デザイナーが制約を厳密に設定していないこともありますが、エンジニアとしては覚えておきたい機能の1つです。
コンポーネント
昨今のフロントエンド開発では、UI(User Interface)をコンポーネントとして分解して進めることが一般的になっていますが、Figmaでもコンポーネントを作る機能があります。
コンポーネントは、再利用可能なデザイン要素を作成し、一元的に管理できるようにする機能です。これがあることによりデザイン作業の効率化や、同じ目的の動作に対して一貫性のあるUIをデザインすることが可能になります。
例えば、下図のように「MEMBER」と書かれたボタンのコンポーネントを作成し、それを基に新たなレイヤーを作るとしましょう。コンポーネントを基に作成したレイヤーは「インスタンス」と呼びます。コンポーネントの色を赤系から青系へと変えると、インスタンスのスタイリングも同じように変更されます。
コンポーネントの機能を知っておくことで、コーディングをする際のコンポーネント設計の粒度感や、プロパティを考える時の指針となります。ある種、コンポーネントはデザインとフロントエンドコードのインターフェースとも捉えられるので、エンジニアもデザイナーと一緒にコンポーネントの設計に挑戦してみてもいいかもしれません。
ファイル内で使われているコンポーネントは、レイヤーパネル上部の「アセット」をクリックすると確認することができます。
バリアント
コンポーネントのバリエーションを表現できるバリアントという機能もあります。
例えば、ボタンのようなコンポーネントは、Theme(Primary、Secondary、Danger、etc.)やsize(large、medium、small)など、さまざまなプロパティを持つことがあります。
バリアントでは、プロパティの変化と見た目の違いを1つのコンポーネントとして定義できます。
エンジニア目線で何が嬉しいかというと、1つのコンポーネントにどのようなバリエーションがあるかを一目で把握することができるため、コンポーネントを実装する時に状態の漏れを出しにくくなります。
例えば、1つのコンポーネントに対してホバー時の状態、Emptyの状態、ローディング時の状態など、複数の指定がされていることは往々にしてあります。

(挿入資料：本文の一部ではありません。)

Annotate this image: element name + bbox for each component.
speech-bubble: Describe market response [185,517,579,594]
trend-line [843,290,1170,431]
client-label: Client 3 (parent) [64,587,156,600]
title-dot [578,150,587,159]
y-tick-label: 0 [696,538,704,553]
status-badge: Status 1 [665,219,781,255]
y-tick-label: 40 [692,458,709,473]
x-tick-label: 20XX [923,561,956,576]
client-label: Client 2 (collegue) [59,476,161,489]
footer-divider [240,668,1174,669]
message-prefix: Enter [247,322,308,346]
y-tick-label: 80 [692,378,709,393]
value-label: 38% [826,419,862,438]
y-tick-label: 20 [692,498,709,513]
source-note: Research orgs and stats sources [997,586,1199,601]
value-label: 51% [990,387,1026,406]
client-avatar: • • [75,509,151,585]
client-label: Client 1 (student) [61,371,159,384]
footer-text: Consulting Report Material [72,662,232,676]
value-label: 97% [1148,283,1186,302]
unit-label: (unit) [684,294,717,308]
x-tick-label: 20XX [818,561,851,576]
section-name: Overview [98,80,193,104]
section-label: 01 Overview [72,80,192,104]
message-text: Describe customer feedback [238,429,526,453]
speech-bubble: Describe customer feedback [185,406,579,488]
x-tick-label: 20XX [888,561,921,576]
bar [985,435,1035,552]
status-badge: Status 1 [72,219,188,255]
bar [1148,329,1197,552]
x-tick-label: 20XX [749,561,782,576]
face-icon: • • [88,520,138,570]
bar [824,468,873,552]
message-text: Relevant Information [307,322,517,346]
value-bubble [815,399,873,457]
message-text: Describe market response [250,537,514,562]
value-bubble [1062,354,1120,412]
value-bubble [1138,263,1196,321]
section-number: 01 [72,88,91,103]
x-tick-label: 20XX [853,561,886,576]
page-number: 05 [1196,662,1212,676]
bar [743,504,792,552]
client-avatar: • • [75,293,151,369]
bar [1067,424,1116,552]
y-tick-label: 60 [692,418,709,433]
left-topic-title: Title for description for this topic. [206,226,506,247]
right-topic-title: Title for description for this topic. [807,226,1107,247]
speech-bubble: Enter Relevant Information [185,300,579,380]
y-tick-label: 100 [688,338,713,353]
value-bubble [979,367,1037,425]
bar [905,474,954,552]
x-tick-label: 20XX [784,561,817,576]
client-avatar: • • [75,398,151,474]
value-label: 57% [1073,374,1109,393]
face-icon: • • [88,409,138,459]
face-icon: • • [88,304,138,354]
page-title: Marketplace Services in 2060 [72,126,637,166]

ただ、それらの一覧性が低いと、「この状態の時には、この見た目になっていてほしい」というデザイナーの意図にエンジニアが気付かずに実装してしまう可能性があります。バリアントではそういった複数の状態と、その組み合わせが見やすくなります。
また、バリアントで指定するプロパティは多くの場合、コーディングする際のコンポーネントのプロパティと一緒になります。
デザインと実装でプロパティを同じにしておくと、デザインを新しく作ったり修正したりする際に、実装の変更難易度を低くできます。実装面での考え方に精通しているエンジニアも、一緒にバリアントの設計に加わると良いでしょう。
まとめ
今回は、エンジニアが知っておきたい5つの機能についてご紹介しました。
オートレイアウトや制約は、デザイナーが細かく設定していないこともあるため、エンジニアが意図を読み取れないことが往々にしてあります。
しかし、最初から完璧なデザインができあがることはそうありません。まずはデザイナーとコミュニケーションを取って、エンジニアからもデザインの作りに関してフィードバックできるようになっていくと、中長期的にお互いの生産性を高めることができるでしょう。